En fait, ailleurs dans le monde, botanistes et biologistes ont bel et bien noté des mouvements vers le nord. D’où la surprise devant cette nouvelle étude, publiée le 17 mai dans Science Advances : sur 86 espèces d’arbres poussant dans l’est de l’Amérique du Nord, et en s’appuyant sur les données du Service américain des forêts récoltées entre 1980 et 1995, puis entre 2013 et 2015, près de la moitié de ces arbres (47 %) ont progressé vers l’ouest de 15,4 kilomètres par décennie, et un tiers, de 11 km par décennie. Reste une minorité qui a progressé vers le nord. Aucun n’a progressé vers le sud ou l’est. La plupart de ces « migrants » sont des arbres dits « à fleurs », soit essentiellement, pour cette région, des conifères.

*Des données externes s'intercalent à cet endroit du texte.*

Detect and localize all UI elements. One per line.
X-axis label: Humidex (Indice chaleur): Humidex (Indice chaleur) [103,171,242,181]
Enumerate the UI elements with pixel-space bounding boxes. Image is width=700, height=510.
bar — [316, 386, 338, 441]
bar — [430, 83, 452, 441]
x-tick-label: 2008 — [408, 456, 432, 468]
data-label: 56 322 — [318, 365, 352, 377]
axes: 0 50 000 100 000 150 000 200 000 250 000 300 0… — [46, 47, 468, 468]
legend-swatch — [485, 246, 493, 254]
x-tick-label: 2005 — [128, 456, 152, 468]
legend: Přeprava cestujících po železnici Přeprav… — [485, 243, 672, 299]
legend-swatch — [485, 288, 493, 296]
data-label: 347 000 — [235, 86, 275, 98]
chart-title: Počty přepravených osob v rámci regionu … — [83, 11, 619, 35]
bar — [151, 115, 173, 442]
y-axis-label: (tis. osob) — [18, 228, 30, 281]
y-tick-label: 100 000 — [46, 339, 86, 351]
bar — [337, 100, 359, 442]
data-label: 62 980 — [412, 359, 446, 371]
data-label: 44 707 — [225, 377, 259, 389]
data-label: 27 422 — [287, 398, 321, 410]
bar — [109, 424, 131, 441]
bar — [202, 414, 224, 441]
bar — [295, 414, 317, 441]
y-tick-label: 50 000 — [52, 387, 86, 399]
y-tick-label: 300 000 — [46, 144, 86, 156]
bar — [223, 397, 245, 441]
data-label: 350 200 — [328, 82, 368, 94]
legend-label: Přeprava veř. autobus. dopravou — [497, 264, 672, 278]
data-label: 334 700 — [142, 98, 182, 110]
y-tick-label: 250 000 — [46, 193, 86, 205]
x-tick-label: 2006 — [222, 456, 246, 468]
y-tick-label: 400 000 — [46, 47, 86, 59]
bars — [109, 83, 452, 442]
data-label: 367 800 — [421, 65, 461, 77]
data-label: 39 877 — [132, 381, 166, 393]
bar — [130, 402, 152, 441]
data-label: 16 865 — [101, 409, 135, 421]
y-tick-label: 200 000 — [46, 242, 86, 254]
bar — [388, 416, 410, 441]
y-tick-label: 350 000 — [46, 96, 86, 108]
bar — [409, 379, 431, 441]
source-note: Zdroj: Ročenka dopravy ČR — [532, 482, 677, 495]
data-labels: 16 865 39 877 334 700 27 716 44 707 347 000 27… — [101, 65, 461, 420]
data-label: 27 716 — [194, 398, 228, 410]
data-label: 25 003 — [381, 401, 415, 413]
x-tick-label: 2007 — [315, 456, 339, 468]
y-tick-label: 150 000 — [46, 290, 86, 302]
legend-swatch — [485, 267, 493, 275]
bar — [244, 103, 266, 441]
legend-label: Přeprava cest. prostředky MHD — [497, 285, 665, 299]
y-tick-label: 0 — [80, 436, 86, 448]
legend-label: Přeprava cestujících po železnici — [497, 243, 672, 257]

Qu’est-ce qui peut expliquer ce mouvement ? Si ce n’est pas la température, l’hypothèse la plus probable est celle des précipitations. Davantage de pluies dans le centre des États-Unis ont pu augmenter le taux d’humidité dans l’air de façon suffisamment subtile pour que les arbres à la croissance la plus rapide en aient pris avantage : leurs jeunes pousses grandiraient plus vite et prendraient la place d’autres espèces, provoquant, à long terme, cette « marche ». Mais l’hypothèse est difficile à prouver parce que les forêts sont aussi peuplées d’humains, cette espèce qui a tendance à construire des maisons et des routes, rendant difficile de juger de ce qu’est la progression « naturelle » des arbres sur une aussi courte période. Beaucoup de forêts d’Amérique sont encore en train de se remettre de déforestations massives survenues dans la première moitié du 20e siècle, ce qui pourrait fausser les données. Il faudra donc s’en reparler dans quelques décennies.